Investors that hold substantial portions of an issuer's shares might prefer a collateralized stock loan over selling the shares because the sale of a large block of stock can depress share prices, particularly if the shares are thinly-traded. In addition, if the issuer declares a dividend while a loan is outstanding, the custodian will retain that dividend and deliver it to the borrower upon repayment of the principal balance. Thus the borrower can derive all benefits of owning the stock while enjoying the use of a portion of the stock's cash value.
Most collateralized stock loans are for terms of between one and five years. The borrower pays simple interest during the loan term and repays the loan principal balance on the loan maturity date. Alternately, the borrower can elect to retain the full principal balance, in which event the lender assumes full possession and ownership of the collateral stock and the transaction terminates with no further liability on the part of either party.

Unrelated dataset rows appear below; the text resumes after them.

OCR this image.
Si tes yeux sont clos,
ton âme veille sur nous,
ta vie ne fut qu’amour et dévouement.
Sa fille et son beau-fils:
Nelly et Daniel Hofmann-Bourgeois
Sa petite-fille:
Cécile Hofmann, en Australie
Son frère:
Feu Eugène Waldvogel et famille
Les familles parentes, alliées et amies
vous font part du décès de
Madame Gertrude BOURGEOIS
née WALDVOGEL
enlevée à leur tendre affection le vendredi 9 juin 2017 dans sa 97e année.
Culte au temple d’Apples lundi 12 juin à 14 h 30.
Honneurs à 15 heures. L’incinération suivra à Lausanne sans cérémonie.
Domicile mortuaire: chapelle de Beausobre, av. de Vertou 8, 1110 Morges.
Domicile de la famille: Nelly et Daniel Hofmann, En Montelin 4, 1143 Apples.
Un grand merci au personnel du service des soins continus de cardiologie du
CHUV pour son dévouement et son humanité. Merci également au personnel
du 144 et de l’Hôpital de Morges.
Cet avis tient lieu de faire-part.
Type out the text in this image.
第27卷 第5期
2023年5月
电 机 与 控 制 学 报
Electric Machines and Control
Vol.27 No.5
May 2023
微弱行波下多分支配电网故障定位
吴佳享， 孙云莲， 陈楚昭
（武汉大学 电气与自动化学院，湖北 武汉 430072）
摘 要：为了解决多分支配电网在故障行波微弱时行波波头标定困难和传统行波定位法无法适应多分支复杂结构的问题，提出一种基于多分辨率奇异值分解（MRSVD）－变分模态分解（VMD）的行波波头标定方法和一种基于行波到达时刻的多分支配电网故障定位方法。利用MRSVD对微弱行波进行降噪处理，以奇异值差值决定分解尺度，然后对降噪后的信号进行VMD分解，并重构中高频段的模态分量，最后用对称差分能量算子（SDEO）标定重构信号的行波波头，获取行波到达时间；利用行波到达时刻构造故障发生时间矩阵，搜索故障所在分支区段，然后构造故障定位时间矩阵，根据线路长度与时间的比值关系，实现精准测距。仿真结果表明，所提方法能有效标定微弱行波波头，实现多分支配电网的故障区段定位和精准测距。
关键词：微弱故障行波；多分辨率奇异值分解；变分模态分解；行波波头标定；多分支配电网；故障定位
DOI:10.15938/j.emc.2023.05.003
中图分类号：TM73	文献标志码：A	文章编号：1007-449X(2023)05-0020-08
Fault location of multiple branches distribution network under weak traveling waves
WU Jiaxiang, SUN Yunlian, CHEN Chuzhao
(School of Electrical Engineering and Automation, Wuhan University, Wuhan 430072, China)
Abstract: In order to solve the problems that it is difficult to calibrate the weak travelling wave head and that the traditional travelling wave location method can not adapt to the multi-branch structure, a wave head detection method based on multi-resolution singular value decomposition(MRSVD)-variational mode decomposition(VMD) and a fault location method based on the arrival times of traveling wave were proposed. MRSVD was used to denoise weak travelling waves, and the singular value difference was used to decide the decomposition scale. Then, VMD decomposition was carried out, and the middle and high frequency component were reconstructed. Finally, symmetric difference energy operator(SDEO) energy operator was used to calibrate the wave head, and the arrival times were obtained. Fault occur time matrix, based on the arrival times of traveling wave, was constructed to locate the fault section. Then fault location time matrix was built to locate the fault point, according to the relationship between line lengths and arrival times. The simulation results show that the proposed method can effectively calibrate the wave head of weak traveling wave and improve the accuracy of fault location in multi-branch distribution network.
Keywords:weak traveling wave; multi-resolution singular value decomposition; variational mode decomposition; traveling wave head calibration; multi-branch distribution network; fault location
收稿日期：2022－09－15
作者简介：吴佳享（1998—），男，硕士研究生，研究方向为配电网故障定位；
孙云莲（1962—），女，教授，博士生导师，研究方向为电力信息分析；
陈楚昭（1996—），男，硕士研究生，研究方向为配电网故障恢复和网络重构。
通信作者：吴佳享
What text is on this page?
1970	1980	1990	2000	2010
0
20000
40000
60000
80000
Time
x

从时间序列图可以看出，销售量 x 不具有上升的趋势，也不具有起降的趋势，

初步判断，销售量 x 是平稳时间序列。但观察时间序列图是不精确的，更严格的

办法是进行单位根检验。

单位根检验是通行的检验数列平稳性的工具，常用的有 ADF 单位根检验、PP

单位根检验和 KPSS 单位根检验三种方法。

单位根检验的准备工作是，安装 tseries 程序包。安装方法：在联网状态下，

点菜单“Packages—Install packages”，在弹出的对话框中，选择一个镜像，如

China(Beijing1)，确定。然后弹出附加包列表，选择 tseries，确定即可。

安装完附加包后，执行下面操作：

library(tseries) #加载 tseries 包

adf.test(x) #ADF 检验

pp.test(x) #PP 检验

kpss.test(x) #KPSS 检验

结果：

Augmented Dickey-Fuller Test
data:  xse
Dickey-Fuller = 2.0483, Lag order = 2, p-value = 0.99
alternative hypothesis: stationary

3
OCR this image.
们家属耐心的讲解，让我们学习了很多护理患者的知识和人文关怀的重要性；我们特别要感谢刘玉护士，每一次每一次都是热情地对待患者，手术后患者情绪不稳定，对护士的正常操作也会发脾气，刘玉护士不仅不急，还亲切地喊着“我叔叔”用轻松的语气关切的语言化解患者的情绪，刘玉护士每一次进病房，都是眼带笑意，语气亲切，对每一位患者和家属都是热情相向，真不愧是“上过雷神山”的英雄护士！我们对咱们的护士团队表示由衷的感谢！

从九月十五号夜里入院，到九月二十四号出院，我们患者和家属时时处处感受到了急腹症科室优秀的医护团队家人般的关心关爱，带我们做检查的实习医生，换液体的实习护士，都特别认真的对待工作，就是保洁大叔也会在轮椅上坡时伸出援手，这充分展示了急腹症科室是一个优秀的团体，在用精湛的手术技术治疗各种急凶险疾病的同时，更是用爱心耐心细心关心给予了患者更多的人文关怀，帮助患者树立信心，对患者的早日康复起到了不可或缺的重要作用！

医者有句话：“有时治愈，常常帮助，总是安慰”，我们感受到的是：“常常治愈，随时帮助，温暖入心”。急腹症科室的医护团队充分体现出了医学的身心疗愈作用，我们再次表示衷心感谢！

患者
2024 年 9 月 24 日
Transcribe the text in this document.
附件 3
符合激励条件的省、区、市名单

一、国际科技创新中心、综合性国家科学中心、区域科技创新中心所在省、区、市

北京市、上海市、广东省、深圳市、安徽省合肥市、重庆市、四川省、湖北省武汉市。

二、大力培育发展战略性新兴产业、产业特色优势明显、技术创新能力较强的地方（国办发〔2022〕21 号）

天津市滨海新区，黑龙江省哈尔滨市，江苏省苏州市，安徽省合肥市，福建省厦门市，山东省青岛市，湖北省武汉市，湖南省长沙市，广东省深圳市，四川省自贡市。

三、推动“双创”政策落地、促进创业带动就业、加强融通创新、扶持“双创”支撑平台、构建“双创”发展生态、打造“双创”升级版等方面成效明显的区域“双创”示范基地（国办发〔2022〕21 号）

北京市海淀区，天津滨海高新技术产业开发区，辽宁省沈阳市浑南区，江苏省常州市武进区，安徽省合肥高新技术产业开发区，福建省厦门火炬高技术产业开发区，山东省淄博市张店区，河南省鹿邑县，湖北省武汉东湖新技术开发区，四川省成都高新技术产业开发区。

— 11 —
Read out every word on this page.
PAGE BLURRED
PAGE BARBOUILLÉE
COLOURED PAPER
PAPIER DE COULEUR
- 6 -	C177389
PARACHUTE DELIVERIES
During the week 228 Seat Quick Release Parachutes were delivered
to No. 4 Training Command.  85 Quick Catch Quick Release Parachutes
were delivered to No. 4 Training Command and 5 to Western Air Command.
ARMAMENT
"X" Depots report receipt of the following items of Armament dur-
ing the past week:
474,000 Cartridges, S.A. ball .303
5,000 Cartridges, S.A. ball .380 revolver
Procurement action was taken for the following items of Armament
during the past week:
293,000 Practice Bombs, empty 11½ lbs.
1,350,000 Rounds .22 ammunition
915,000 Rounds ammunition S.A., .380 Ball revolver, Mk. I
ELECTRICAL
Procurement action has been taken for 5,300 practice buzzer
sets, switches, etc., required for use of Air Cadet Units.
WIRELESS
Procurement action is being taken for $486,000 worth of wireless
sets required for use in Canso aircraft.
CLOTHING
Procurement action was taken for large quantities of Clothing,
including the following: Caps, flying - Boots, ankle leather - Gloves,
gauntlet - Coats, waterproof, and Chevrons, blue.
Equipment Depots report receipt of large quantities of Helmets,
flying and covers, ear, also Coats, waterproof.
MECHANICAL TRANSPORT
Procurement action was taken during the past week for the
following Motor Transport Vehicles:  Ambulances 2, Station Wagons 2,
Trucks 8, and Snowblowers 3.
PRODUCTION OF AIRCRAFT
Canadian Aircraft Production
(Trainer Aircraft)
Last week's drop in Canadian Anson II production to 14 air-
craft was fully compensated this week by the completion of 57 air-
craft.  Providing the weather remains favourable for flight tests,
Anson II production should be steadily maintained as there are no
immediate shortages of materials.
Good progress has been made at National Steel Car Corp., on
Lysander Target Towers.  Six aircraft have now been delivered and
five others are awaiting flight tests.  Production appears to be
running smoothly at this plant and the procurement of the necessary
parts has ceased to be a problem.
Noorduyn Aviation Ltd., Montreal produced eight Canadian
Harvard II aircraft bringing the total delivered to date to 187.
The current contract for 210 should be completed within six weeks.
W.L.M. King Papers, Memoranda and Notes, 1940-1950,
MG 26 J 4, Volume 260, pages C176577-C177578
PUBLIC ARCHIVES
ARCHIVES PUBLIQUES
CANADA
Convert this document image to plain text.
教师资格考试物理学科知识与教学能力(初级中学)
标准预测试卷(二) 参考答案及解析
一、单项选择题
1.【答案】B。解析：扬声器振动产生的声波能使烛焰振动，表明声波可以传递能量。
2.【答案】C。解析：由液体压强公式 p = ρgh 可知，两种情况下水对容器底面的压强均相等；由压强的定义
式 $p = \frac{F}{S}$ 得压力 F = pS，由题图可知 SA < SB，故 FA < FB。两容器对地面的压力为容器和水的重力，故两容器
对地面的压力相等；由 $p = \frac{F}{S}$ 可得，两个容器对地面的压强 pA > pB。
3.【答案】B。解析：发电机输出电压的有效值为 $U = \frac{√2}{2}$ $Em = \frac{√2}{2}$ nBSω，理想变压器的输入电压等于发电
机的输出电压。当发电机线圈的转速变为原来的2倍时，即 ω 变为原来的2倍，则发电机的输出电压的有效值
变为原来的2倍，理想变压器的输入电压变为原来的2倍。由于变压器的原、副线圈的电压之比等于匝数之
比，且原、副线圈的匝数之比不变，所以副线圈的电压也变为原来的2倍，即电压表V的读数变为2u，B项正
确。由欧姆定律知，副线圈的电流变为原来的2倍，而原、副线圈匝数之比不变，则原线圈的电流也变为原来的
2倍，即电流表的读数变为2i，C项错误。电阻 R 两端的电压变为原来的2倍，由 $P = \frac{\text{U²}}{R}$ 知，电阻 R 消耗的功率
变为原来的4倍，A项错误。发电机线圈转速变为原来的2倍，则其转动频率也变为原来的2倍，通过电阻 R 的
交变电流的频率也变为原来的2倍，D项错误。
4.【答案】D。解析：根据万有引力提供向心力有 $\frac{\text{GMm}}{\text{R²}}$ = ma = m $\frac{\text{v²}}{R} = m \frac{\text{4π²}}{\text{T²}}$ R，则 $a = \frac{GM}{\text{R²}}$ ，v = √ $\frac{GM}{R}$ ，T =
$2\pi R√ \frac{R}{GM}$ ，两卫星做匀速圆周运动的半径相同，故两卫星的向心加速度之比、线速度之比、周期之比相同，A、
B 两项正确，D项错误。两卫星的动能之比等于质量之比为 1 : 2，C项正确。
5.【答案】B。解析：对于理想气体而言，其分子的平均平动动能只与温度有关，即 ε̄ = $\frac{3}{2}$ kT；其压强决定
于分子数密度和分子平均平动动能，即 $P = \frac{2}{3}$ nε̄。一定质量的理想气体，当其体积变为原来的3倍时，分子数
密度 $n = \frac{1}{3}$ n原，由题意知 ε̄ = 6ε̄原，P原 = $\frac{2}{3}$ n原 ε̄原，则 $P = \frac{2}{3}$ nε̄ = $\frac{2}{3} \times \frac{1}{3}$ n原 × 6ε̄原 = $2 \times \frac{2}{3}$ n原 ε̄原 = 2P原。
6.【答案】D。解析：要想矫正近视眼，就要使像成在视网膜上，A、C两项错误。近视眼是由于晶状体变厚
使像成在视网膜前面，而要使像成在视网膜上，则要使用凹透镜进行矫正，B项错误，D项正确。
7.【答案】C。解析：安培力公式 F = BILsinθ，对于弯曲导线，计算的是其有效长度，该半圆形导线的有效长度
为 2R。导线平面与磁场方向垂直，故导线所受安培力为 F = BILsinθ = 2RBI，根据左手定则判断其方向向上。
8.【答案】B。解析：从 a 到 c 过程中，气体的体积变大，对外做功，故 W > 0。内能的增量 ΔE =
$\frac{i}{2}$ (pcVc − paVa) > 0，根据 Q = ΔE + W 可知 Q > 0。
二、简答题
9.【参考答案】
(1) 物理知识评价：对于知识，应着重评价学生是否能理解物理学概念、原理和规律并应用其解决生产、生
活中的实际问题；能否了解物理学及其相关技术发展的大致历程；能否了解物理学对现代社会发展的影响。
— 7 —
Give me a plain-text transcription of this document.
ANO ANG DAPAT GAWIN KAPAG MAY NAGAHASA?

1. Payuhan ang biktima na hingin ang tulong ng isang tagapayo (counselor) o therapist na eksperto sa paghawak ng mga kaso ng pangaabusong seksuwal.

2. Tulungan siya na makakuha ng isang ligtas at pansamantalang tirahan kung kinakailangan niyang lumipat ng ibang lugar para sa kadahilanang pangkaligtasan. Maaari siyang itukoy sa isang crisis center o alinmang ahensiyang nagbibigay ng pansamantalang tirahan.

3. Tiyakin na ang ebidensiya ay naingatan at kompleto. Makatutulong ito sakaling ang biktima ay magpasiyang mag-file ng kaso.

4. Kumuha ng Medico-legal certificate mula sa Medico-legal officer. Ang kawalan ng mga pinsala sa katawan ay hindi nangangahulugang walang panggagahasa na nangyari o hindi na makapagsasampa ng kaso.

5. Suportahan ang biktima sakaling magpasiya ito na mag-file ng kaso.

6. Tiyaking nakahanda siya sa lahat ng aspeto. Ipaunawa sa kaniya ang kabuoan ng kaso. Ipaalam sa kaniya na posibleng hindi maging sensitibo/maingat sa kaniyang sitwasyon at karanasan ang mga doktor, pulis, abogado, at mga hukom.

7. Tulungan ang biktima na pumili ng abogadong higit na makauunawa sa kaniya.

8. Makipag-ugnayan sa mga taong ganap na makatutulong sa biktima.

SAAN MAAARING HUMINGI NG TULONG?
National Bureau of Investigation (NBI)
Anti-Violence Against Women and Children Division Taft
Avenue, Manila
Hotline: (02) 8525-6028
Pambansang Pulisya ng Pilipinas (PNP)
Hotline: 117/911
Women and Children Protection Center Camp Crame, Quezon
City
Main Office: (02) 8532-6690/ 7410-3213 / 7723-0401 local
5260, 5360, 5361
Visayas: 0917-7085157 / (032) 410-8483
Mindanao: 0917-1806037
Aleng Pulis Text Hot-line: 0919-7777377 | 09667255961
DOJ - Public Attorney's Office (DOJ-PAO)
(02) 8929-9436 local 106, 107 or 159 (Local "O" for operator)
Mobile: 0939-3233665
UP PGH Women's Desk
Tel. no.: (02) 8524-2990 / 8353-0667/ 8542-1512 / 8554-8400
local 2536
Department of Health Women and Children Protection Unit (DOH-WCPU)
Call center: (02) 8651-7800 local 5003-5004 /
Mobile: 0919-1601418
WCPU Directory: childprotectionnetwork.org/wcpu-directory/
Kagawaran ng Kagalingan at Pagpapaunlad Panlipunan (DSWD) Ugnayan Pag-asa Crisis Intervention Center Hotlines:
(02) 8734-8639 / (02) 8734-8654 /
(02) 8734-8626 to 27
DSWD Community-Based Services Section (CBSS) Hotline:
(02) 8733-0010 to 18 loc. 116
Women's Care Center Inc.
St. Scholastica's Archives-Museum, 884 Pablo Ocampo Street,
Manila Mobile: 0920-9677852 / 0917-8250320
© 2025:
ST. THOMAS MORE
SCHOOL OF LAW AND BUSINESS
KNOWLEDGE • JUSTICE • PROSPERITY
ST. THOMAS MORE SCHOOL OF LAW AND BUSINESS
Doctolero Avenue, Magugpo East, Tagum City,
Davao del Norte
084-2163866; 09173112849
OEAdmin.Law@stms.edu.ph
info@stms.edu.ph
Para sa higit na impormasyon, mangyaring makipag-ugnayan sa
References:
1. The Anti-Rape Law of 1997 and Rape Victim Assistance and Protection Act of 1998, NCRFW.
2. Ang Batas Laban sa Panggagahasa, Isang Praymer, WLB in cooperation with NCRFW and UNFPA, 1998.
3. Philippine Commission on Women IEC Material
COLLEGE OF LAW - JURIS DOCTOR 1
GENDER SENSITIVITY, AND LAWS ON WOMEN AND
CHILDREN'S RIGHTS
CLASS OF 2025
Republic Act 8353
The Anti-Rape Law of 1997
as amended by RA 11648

As with all transactions involving publicly-traded stock, a borrower should always consult his or her financial, legal, tax, and accounting advisors to understand the full implications of a stock loan and a potential default before engaging in a collateralized stock loan transaction. A stock loan lender will facilitate a transaction but will not make or provide any warranties or representations on how the transaction will affect the borrower’s financial profile.